Incident reports, as well as surveys, indicate that there is a risk of healthcare injuries when psychiatric patients are discharged from the hospital, with continued treatment as an outpatient. In this study, we are ultimately interested in the resilience of psychiatric care in this risky discharge, i.e. how the system adapts to cope with the risks. We understand that there are margins of maneuver in everyday psychiatric work, with several strategies potentially leading to acceptable performance and we seek to map the performance variability of such strategies. The aim of this study is to visualize retrospective discharge and compare findings of variability within the Stockholm Center of Dependency Disorder different wards. To understand what is "normal" from an organizational point of view, the study will analyze patterns from clinic visits where patients had been discharged with a follow-up visit between 2009 and 2018. This is a retrospective longitudinal correlation study with a strategic selection. Data consist of 71 125 anonymous quantified patients, who have been hospitalized and who, at the time with discharge, have been booked to a revisit as an outpatient. Results are compared between 81 different wards in Stockholm County. Results show that a significant amount (42%) of the patients do not visit the outward as planned by health care, but instead seek help from the emergency ward.

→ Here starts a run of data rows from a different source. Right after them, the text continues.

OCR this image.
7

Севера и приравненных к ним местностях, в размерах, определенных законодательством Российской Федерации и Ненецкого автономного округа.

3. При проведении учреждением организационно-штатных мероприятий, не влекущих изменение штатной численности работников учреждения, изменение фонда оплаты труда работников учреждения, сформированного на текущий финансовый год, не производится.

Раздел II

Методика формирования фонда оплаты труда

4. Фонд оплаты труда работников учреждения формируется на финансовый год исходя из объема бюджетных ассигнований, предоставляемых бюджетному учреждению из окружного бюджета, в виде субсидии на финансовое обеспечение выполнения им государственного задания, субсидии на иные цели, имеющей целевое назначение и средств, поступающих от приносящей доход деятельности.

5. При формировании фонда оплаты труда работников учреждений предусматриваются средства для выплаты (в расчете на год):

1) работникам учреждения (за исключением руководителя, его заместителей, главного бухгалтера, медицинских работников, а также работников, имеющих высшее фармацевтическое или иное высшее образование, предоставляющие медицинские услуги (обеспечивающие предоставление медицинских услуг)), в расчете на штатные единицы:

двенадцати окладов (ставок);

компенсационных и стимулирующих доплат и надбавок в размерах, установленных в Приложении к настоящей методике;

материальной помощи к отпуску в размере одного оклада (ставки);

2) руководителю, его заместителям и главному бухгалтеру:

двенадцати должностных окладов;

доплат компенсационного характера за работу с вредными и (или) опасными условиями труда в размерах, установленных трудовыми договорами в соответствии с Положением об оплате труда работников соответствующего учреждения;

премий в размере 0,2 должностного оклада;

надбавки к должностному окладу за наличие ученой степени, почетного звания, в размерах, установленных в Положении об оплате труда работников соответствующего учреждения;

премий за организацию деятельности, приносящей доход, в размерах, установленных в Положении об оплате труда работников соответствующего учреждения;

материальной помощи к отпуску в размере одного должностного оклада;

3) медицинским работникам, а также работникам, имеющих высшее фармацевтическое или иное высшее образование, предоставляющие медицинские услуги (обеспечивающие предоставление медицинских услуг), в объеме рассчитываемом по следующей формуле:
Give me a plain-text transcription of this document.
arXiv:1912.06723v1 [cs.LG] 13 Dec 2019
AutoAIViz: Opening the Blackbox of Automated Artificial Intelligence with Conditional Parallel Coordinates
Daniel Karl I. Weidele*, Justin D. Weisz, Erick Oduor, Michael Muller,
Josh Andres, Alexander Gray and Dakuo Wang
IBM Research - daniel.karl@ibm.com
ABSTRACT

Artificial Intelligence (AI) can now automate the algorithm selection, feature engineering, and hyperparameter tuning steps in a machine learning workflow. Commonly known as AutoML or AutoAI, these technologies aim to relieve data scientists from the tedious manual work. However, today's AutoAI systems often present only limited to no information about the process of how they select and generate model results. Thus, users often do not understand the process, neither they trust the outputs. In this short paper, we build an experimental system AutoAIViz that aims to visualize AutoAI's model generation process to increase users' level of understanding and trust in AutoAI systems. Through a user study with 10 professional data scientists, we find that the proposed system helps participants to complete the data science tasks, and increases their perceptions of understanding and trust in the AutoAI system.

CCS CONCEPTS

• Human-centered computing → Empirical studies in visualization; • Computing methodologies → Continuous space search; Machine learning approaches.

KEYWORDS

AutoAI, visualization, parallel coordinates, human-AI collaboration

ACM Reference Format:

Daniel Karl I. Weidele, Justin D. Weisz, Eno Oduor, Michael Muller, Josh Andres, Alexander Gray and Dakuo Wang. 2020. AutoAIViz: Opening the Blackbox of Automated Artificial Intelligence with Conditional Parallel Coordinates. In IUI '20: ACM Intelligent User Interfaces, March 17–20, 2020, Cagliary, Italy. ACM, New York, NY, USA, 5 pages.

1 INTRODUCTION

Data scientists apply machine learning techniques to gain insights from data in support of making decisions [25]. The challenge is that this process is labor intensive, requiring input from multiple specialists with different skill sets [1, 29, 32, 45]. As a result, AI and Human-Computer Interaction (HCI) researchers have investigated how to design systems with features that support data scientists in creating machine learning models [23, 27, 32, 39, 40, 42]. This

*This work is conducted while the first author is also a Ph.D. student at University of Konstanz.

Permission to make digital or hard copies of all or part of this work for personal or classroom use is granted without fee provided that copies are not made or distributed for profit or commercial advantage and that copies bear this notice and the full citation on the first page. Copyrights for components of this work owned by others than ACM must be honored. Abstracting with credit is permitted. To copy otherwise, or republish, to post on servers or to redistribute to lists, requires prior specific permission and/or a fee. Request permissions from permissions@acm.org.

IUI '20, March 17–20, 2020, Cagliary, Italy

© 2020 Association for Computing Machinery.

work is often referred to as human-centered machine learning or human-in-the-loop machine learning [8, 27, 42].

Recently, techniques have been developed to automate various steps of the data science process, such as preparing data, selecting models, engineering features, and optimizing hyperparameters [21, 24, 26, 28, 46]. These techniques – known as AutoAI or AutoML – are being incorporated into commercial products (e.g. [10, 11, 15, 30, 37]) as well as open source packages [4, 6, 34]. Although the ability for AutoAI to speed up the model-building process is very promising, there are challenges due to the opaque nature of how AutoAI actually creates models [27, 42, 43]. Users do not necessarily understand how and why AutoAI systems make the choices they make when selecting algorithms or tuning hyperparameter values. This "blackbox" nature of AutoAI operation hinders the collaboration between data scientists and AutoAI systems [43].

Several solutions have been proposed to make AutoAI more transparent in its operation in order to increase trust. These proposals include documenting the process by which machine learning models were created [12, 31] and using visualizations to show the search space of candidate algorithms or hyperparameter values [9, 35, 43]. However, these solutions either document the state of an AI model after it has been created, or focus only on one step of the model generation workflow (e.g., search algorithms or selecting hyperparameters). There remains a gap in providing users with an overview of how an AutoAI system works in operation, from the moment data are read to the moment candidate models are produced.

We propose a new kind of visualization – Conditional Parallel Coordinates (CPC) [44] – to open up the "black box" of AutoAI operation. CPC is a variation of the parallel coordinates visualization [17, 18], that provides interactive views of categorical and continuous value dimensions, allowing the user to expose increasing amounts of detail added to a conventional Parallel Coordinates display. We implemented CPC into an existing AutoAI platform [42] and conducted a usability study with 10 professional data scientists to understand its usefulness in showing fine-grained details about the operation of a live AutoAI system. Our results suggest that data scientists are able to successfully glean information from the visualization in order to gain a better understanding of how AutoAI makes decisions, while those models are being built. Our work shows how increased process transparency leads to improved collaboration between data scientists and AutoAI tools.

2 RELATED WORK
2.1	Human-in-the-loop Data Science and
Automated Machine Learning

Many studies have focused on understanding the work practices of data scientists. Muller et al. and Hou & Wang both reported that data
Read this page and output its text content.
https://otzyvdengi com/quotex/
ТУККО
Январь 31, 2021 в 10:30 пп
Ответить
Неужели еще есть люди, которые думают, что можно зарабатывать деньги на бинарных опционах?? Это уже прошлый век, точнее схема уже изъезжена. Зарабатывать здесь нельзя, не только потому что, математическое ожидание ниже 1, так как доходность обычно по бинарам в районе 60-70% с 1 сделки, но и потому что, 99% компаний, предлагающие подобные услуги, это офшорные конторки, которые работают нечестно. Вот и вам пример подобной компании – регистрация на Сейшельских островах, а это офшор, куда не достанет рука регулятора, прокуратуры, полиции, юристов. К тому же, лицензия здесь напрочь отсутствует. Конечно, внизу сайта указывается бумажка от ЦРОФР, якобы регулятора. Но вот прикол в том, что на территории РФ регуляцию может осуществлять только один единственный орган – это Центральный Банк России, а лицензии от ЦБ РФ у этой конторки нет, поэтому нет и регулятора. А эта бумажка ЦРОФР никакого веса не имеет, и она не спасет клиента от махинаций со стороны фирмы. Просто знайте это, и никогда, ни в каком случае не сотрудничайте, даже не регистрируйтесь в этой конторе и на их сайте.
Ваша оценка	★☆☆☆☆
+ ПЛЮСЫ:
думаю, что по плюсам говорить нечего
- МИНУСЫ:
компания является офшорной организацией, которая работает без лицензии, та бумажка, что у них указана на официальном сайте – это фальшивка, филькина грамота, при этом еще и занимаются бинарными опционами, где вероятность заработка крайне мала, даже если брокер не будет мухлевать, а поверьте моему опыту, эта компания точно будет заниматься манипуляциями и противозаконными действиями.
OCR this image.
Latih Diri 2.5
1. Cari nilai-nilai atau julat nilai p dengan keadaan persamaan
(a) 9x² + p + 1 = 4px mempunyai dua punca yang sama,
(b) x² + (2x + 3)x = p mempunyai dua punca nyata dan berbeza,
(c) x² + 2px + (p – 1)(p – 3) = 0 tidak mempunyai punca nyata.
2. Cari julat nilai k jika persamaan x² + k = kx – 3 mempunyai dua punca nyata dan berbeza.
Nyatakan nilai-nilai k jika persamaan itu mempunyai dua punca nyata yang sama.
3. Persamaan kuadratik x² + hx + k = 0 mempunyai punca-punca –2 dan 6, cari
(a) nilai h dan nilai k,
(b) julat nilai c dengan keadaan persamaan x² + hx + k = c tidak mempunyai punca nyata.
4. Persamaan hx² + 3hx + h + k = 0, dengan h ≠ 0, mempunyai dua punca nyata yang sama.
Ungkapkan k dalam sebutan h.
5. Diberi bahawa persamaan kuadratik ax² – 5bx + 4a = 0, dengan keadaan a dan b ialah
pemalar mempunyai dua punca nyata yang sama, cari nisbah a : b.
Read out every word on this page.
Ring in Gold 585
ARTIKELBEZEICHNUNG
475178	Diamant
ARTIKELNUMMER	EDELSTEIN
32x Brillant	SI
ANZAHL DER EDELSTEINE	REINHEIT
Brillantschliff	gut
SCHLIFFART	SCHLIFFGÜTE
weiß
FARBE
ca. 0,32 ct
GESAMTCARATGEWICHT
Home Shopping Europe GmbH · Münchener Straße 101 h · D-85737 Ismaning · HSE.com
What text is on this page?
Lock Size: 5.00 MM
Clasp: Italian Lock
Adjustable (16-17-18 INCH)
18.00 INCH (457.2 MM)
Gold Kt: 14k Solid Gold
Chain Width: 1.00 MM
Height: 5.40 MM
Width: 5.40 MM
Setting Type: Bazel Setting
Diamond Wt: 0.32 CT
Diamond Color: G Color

Further, a variance in cancellation of the follow-up visit appear as an outcome for the data. Retrospective analysis of quantified data seems to be a valuable tool for widening the understanding of performance variability and could help healthcare management understand where resources should be prioritized. The results also show how patients themselves have, and use, adaptive capacities in order to navigate the system, and that this has consequences at higher system levels.